Evolution will continue, but how do we revolutionize the interface or rather our interaction with PC technology. In some ways, it has already begun through voice activation in smart home devices but it remains relatively limited in function. But the fundamentals are there to make the leap from occasional use to total voice interaction with your PC. This may continue to have limitations however in public or office spaces. Imagine several hundred people in an open office all talking to their PCs! Virtual interaction may be something to look out for. As mentioned early, smart glasses are starting to mature and the possibility of “seeing” a 3D projection of multiple windows from your laptop that you can interact with through gestures is quite compelling, but I’d still rather type this post on a good old keyboard than be making wild typing gestures for ten words per minute in a busy internet café! Thought interaction could be the answer, but now we’re talking science fiction. Or are we? Well, I’m not going to speculate on that, and to be clear we do not have a thought interactive laptop waiting in the wings!

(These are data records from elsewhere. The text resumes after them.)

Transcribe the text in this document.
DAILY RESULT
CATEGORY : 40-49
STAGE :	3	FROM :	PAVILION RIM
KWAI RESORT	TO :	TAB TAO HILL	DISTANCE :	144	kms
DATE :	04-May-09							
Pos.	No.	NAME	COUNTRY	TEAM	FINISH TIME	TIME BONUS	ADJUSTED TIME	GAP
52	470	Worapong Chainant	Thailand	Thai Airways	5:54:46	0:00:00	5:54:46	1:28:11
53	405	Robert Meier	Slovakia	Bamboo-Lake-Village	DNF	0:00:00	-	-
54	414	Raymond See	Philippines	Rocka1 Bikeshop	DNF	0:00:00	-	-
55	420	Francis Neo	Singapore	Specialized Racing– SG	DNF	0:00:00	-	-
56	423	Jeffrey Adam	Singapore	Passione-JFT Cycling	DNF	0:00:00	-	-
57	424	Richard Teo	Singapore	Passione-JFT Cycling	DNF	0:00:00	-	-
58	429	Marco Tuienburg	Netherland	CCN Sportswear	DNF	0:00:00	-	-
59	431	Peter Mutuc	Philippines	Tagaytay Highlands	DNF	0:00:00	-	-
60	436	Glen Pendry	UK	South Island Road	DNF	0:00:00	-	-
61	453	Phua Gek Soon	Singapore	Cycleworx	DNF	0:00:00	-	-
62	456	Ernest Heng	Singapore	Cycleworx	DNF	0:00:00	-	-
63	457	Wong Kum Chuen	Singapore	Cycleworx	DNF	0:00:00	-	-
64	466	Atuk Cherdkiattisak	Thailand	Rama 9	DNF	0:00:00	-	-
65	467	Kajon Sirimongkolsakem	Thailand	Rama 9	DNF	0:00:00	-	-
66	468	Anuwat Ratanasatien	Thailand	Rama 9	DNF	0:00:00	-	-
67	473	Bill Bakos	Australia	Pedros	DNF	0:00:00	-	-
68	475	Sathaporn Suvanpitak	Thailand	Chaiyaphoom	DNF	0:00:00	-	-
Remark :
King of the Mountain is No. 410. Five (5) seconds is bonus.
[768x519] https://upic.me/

Happy Birthday ThinkPad Team!
As I come to the end, I just wanted to share this milestone and provide some food for thought and hopefully generate some interesting coffee shop discussions.
Finally, I want to wish everyone involved with ThinkPad a happy birthday. If you have ever been involved in designing, engineering, supplying, manufacturing, shipping or just owning a ThinkPad. Thank you. You all share the passion that has made 30 years memorable and will make the next 30 years unforgettable.